BACKGROUND: The kinase colony stimulating factor-1 receptor (CSF-1R) has recently been identified as a novel therapeutic target for decreasing tumor associated macrophages and microglia load in cancer treatment. In glioblastoma multiforme (GBM), a high-grade cancer in the brain with extremely poor prognosis, macrophages and microglia can make up to 50% of the total tumor mass. Currently, no non-invasive methods are available for measuring CSF-1R expression in vivo.
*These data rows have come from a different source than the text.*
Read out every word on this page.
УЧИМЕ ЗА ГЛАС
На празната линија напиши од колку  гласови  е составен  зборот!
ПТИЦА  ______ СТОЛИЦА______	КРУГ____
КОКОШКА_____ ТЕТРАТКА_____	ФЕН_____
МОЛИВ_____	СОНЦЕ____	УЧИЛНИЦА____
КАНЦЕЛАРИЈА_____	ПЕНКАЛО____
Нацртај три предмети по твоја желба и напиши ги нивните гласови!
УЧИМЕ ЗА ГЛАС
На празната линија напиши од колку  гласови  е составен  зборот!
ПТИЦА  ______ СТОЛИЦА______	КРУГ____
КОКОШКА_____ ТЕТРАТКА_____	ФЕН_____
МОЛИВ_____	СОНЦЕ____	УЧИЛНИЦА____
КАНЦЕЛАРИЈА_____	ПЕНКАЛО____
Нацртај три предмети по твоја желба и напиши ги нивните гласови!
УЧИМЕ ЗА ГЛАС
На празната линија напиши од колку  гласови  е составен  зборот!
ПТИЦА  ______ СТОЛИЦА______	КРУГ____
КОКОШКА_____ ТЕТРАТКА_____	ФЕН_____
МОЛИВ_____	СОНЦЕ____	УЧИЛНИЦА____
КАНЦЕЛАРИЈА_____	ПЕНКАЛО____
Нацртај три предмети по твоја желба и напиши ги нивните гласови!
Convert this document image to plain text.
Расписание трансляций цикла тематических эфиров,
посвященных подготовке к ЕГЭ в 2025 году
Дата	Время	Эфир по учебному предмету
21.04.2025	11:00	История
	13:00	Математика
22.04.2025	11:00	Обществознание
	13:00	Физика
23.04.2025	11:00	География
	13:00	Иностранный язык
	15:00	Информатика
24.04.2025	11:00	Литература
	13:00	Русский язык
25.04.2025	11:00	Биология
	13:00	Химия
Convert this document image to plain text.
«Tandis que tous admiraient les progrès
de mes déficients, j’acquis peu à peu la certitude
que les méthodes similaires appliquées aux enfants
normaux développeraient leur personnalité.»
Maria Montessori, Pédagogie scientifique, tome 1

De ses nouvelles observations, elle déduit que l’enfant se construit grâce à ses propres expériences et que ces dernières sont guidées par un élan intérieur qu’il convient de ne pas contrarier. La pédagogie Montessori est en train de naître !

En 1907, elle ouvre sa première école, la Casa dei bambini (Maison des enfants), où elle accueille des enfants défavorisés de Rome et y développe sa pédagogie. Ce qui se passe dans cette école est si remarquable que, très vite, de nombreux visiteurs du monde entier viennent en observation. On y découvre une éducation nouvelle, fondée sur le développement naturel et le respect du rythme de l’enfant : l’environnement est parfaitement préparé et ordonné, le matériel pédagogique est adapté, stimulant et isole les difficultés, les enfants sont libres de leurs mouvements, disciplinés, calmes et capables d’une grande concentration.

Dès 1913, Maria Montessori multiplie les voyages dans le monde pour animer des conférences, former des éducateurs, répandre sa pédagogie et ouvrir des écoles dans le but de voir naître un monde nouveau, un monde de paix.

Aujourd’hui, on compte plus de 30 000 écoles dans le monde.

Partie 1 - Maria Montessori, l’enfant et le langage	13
The aim of this work is to develop a PET tracer for imaging of CSF-1R receptor expression in the brain for future GBM patient selection and treatment monitoring. METHODS: BLZ945 and a derivative that potentially allows for fluorine-18 labeling were synthesized and evaluated in vitro to determine their affinity towards CSF-1R. BLZ945 was radiolabeled with carbon-11 by N-methylation of des-methyl-BLZ945 using [11C]CH3I. Following administration to healthy mice, metabolic stability of [11C]BLZ945 in blood and brain and activity distribution were determined ex vivo. PET scanning was performed at baseline, efflux transporter blocking, and CSF-1R blocking conditions. Finally, [11C]BLZ945 binding was evaluated in vitro by autoradiography on mouse brain sections. RESULTS: BLZ945 was the most potent compound in our series with an IC50 value of 6.9 ± 1.4 nM. BLZ945 was radiolabeled with carbon-11 in 20.7 ± 1.1% decay corrected radiochemical yield in a 60 min synthesis procedure with a radiochemical purity of >95% and a molar activity of 153 ± 34 GBq·μmol-1. Ex vivo biodistribution showed moderate brain uptake and slow wash-out, in addition to slow blood clearance. The stability of BLZ945 in blood plasma and brain was >99% at 60 min post injection. PET scanning demonstrated BLZ945 to be a substrate for efflux transporters. High brain uptake was observed, which was shown to be mostly non-specific. In accordance, in vitro autoradiography on brain sections revealed high non-specific binding. CONCLUSIONS: [11C]BLZ945, a CSF-1R PET tracer, was synthesized in high yield and purity. The tracer has high potency for the target, however, future studies are warranted to address non-specific binding and tracer efflux before BLZ945 or derivatives could be translated into humans for brain imaging.